1873年、熱田のある料理屋は配達の悩みを抱えていました。塗りの器が道中でひび割れてしまうのです。その答えは、幾人分かを一つの木のおひつにまとめ、焼いた鰻を細かく刻んでご飯になじませること —— こうしてひつまぶしが生まれました。あつた蓬莱軒は一世紀半を超えた今もその名を登録商標として守り続け、鰻を照らすタレの秘密もまた変わらず受け継いでいます。
味わい方
一人前は木のおひつで供され、三度に分けて楽しめるよう盛り付けられています。一膳目は鰻とご飯をそのままに、タレと香ばしさだけを味わいます。二膳目は薬味を添えて —— 葱、山葵、刻み海苔をおひつのなかで混ぜ合わせます。三膳目は同じくして、そこへ出汁をたっぷりと注ぎ、米がほどけてご飯と汁物のあわいへと移ろいます。タレそのものは一度としてこの店を離れることなく、代々にわたって取り替えられるのではなく深められてきました。
門前の宿場町
熱田は東海道が海と出会う地に位置します。ここは宮宿 —— 街道の五十三次のなかでもっとも賑わった宿場であり、旅人はかつてここから伊勢湾を渡る渡し舟に乗り込みました。

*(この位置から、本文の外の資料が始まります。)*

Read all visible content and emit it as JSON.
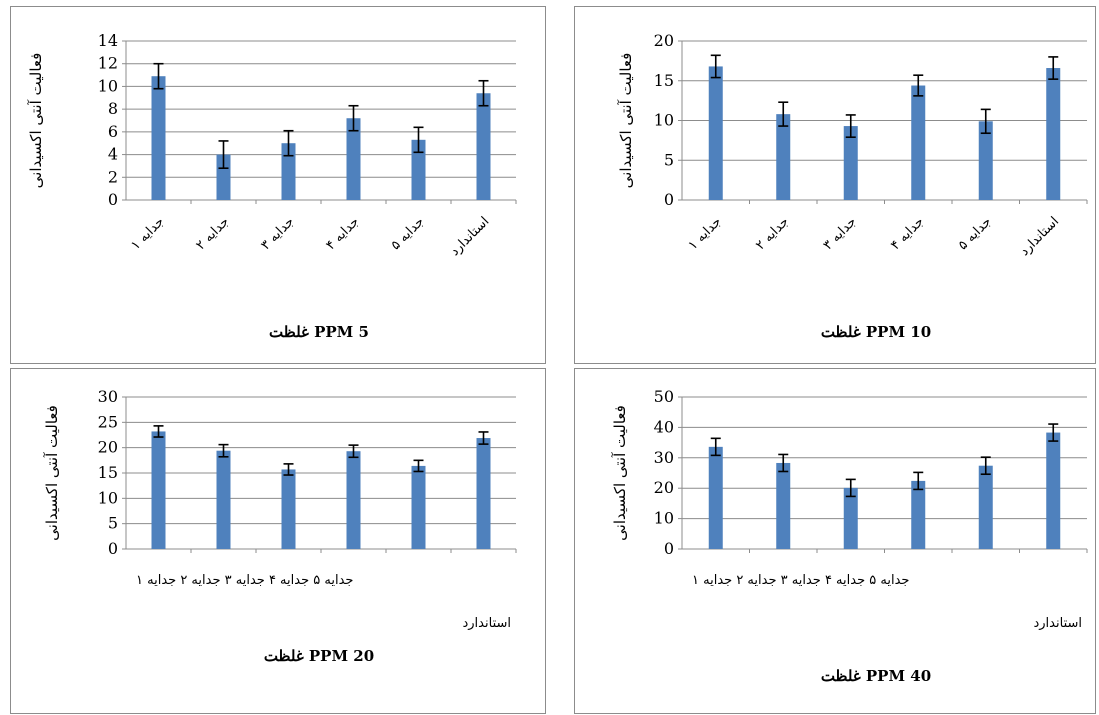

ほど近くには、かの熱田神宮が鎮座しています。本店は昼、中休み、そして夜という古き調べを今に守り、水曜と月の第2・第4木曜に店を閉じます。
こんな方におすすめ
模倣ではなく、その源で一皿を味わいたいと願うすべての方へ —— 名古屋で午後のひとときを過ごし、ひつまぶし発祥のカウンターに並ぶことを厭わない旅人に。